Jak to możliwe, że cały proceder tak długo utrzymywał się pod powierzchnią? Najlepszą odpowiedzą są przywołane bliskie związki Hryhorija Surkisa, w latach 2004-2019 członka Komitetu Wykonawczego UEFA, z Michelem Platnim. Panujący na własnym podwórku i mający chody w centrali Surkis był w zasadzie nietykalny, więc grzeszyć mógł do woli. Dziwi natomiast, że ciemne zależności finansowe Dynama nie zostały ukrócone już w 2015 roku, gdy prezesem UAF został Andrij Pawełko, któremu często nie było po drodze z Surkisami. To właśnie Pawełko jako pierwszy głośno domagał się, by kijowski klub nie zaniżał obowiązkowych opłat, które musiał wnosić na konto federacji i sumiennie rozliczał się z podatków. Kiedy jednak miał już pełnię wiedzy na temat kontraktu UAF z Newport Managment Limited, nie zrobił nic, aby raz na zawsze uciąć temat. Zamiast tego w 2016 roku UEFA otrzymała z ukraińskiego związku piłki nożnej pismo z nowym numerem konta firmy i prośbą, aby od teraz wszystkie wpłaty szły na ten rachunek.
Prawdopodobieństwo, że Pawełko nie wiedział o związkach podejrzanej firmy z Surkisami wydaje się być znikome. Sąd w Londynie już w 2009 roku, badając sprawę przeciw Ihorowi Surkisowi z powództwa jednego z jego byłych partnerów biznesowych, stwierdził, że nie ma wątpliwości co do jego powiązań z Newport Managment Limited. W internecie można też znaleźć raporty potwierdzające, że jednym z akcjonariuszy firmy jest Wiktor Medwedczuk, który przez wiele lat współpracował z Hryhorijem Surkisem. Co więcej, obaj przedsiębiorcy od niedawna należą do partii politycznej „Platforma opozycyjna: Za życie”. Pod koniec ubiegłego roku Ukrainę obiegła zresztą informacja, że Surkisowie negocjują sprzedaż Dynama, które miałby przejąć właśnie Medwedczuk. Biorąc pod uwagę najnowsze doniesienia, niewątpliwie byłoby im to bardzo na rękę. W końcu wszystko – i przekręty, i kasa – zostałoby w rodzinie.

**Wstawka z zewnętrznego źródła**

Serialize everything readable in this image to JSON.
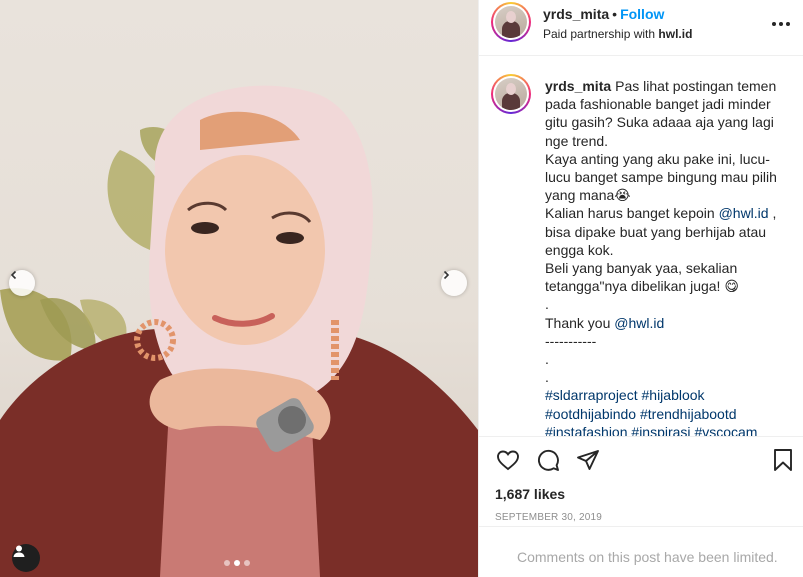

Jaki będzie finał skandalicznej historii z Dynamem i podejrzaną karaibską firmą w rolach głównych – trudno stwierdzić. Na dziś wiadomo, że Der Spiegel nie zamierza odpuszczać i chce ciągnąć temat tak długo, aż uda się wyjaśnić wszystkie niejasności. Niemieccy dziennikarze o ustosunkowanie się do podejrzeń poprosili zresztą Ihora Surkisa, ale na razie odbili się od ściany. Zamiast szczegółowych wyjaśnień, doczekali się jedynie lakonicznej odpowiedzi, w której podkreślono, że związki klubu z Newport Managment Limited były wielokrotnie badane przez ukraińskie służby, a prowadzone procesy sprawdzające nigdy nie wykazały choćby najmniejszych podejrzeń. Dynamo zapewniło też, że z wielką chęcią zorganizuje spotkanie dziennikarzy z prezesem klubu, ale dopiero wtedy, gdy ten wróci z zasłużonego urlopu. Szczerze mówiąc, mamy ogromną nadzieję, ze ostatecznie dojdzie do tego spotkania. W końcu mówimy o przekręcie na olbrzymią skalę, z którego po prostu trzeba się wytłumaczyć.